Preferably, before the intelligent voice assistant performs the operation corresponding to the user's intention, a prompt message is sent out for the user to confirm. For example, the intelligent voice assistant plays the task voice to the user for confirmation before execution, and executes the operation corresponding to the user intention after receiving the confirmation information of the user. And the intelligent voice assistant feeds back the result to the user when the execution is successful or not.
Preferably, the intelligent voice assistant stores information authorized by the user and performs corresponding operations according to the authorized information and the identified user intention. Specifically, receiving user authorized information and storing the authorized information, wherein the authorized information includes account information (e.g., gas account); after determining the service level according to the user intention, carrying out closed domain conversation according to the service level, and identifying key information in the closed domain conversation; acquiring slot position values according to the authorized information and the key information and filling the slot positions; and when the filled slot position meets the threshold value, executing the operation corresponding to the user intention.
For example, when the intelligent voice assistant stores the information that the user authorizes the householder to pay the gas fee, the intelligent voice assistant has a memory function for the information authorized by the user, and can remember the defined authorization information of the user without multiple inquiries. When the user says "help me grandma to pay gas fee", the intelligent assistant recognizes the intention: and (6) paying. Determining the secondary service as follows according to the user intention: and (5) paying gas fee. The key information in the closed domain conversation is identified as ' I ' po (i.e. the user needing to pay) and pay the gas fee ', the gas account of the po can be searched according to the memory, and the gas fee can be paid by the po in the application program directly.

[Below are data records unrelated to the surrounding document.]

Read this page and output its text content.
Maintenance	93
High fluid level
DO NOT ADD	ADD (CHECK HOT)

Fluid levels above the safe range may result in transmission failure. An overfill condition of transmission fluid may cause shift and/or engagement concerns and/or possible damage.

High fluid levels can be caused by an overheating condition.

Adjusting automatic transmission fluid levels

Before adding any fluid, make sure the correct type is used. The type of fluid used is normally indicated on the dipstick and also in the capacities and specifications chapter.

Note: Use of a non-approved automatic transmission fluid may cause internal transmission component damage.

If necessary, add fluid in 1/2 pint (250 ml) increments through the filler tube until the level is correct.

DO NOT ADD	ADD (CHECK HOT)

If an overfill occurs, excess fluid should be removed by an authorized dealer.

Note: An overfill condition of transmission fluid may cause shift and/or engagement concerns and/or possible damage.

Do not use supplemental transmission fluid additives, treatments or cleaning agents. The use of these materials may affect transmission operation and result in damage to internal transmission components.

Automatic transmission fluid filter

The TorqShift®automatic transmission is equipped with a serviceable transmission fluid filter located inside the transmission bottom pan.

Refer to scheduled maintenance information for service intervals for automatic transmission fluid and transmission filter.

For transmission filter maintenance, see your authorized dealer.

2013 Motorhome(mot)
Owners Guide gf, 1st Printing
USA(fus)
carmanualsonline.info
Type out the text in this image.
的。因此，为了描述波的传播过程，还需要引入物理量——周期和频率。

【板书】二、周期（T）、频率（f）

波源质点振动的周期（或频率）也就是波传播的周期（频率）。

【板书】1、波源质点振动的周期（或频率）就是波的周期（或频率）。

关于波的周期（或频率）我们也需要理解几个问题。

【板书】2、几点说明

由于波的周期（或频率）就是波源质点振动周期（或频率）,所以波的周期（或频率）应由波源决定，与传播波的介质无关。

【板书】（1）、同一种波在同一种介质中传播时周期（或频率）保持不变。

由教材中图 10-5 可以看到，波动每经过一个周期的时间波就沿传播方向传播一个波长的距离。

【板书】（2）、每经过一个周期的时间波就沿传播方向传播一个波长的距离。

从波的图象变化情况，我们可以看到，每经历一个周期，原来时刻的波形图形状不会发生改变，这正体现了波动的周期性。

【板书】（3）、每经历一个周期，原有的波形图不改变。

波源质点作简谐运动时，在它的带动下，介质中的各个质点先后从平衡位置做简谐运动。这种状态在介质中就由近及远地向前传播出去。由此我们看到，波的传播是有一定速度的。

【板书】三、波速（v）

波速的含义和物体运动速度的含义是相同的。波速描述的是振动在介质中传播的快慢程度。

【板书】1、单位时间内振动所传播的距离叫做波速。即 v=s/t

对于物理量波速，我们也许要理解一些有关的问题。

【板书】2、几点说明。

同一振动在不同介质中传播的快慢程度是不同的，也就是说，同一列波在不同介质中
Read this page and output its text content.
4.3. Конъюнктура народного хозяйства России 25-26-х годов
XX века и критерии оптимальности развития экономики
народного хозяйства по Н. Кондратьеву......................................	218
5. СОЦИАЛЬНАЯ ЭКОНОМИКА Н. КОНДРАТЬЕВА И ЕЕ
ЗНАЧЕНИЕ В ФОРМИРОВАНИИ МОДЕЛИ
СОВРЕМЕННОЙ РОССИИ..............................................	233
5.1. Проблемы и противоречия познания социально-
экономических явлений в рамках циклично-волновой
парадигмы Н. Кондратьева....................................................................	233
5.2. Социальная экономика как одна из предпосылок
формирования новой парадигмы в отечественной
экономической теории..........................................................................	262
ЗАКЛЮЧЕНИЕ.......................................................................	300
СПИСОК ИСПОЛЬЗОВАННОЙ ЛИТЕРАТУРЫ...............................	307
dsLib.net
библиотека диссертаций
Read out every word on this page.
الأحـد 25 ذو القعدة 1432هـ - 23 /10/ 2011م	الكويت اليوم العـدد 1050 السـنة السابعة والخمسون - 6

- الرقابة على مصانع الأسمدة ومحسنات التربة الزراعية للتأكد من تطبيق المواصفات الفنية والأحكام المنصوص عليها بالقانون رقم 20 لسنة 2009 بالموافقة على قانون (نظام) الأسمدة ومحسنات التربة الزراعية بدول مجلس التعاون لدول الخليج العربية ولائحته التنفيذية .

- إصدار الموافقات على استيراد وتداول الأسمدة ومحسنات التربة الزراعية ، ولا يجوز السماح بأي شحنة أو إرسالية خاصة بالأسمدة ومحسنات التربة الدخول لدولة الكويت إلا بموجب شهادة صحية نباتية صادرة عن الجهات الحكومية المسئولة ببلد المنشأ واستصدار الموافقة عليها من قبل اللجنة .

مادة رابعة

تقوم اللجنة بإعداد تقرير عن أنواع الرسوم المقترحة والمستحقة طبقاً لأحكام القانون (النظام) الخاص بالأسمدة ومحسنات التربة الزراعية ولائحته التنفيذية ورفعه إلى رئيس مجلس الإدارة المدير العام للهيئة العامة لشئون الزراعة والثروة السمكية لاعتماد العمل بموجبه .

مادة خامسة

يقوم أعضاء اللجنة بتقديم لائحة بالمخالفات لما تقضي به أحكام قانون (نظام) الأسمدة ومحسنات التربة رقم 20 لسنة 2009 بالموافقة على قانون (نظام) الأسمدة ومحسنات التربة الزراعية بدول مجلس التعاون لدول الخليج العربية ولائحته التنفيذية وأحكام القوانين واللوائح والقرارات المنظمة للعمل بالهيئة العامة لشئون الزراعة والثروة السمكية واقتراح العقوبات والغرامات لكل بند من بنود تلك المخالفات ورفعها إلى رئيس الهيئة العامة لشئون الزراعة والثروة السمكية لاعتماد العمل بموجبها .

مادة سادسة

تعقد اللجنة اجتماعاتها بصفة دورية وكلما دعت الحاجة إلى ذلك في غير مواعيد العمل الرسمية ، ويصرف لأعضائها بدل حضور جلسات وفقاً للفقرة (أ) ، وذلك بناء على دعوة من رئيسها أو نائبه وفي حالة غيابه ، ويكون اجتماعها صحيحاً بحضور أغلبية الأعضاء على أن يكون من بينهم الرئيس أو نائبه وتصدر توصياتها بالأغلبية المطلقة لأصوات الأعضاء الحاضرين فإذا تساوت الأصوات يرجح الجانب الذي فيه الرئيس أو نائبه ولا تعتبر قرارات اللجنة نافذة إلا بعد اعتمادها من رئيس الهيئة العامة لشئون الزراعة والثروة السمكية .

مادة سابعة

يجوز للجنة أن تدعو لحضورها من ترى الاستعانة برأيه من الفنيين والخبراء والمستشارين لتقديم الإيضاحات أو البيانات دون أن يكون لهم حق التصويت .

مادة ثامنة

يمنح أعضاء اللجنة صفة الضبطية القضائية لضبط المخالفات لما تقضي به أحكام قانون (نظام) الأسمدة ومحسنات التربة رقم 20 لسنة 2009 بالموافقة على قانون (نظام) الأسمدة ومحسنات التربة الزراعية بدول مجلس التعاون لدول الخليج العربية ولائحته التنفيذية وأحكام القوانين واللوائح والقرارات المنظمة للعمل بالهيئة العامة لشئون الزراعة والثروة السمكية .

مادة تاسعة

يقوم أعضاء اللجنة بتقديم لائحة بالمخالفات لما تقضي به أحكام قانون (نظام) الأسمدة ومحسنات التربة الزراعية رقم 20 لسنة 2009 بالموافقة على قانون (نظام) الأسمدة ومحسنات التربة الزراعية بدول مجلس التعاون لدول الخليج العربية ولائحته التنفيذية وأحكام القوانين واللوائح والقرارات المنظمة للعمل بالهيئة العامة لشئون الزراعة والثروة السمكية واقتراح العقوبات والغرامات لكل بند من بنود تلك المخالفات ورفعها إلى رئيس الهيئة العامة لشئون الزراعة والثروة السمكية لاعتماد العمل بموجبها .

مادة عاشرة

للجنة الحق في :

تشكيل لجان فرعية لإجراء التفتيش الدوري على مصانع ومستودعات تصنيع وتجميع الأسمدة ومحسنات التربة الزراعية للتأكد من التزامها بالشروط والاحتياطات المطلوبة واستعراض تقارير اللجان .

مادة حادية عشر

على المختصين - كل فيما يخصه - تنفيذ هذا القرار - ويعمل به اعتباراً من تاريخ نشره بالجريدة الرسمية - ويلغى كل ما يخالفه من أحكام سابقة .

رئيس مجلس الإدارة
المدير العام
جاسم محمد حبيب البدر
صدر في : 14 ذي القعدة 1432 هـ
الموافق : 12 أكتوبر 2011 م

Preferably, when the voice instruction corresponding to the user intention contains a plurality of services of a plurality of levels, determining an execution sequence of the services of the plurality of levels according to the closed domain dialog, and executing corresponding operations according to the execution sequence.
When the voice command intended by the user contains two services of the same level, it is necessary to clarify which service interface the user wants to perform. For example, when the user says "help me inquire about the credit card service and the loan service", the intelligent voice assistant will prompt the user "you want to inquire about the credit card service or the loan service first"; after the intention of inquiring the credit card service and then inquiring the loan service in response to the user is obtained, the intelligent voice assistant executes the credit card service inquiry first and then executes the loan service inquiry.
Preferably, when the voice instruction corresponding to the user intention includes a plurality of services of different levels, the user is prompted to select an upper level service corresponding to a lowest level service of the services of different levels, and then all lower level services included in the upper level service are provided for the user to select. Specifically, when the voice instruction corresponding to the user intention contains a plurality of different levels of services, identifying the lowest level service in the plurality of different levels of services according to the intention and service level association table; inquiring the superior service corresponding to the lowest level service; and providing all lower-level services contained in the upper-level services for the user to select.
For example, when a voice instruction corresponding to the user intention contains two services at upper and lower levels, the upper level service of the two services is identified, prompt voice is sent to clarify the second-level service contained under the upper level service for the user, and the service requirement of the user is confirmed through closed domain dialogue again. When the user says "help me see intelligent credit under the credit card service", the intelligent voice assistant will prompt the user "do you want to inquire about intelligent credit under the credit card service? There is no intelligent loan service under the credit card service ". When the user confirms the inquiry loan service, the intelligent voice assistant gives all subordinate services (such as quick credit, intelligent credit and cash credit) under the loan service for the user to select.
Preferably, when the filled slot position does not meet the threshold value, the intelligent voice assistant sends out a voice prompt according to the slot position value lacking in the slot; when a plurality of missing slot position values exist, the intelligent voice assistant carries out voice prompt in sequence and fills the missing slot position values in sequence according to the reply of a user; and starting a task corresponding to the filled slot position to execute an operation corresponding to the user intention. Therefore, when the filled slot position does not meet the threshold value, the targeted question can be asked according to the slot position value lacking in the slot. When a plurality of grooves need to be clarified, questions need to be asked in sequence to ensure that the real groove position value information of the user is obtained, and the intelligent voice assistant can conveniently start the corresponding tasks of the grooves.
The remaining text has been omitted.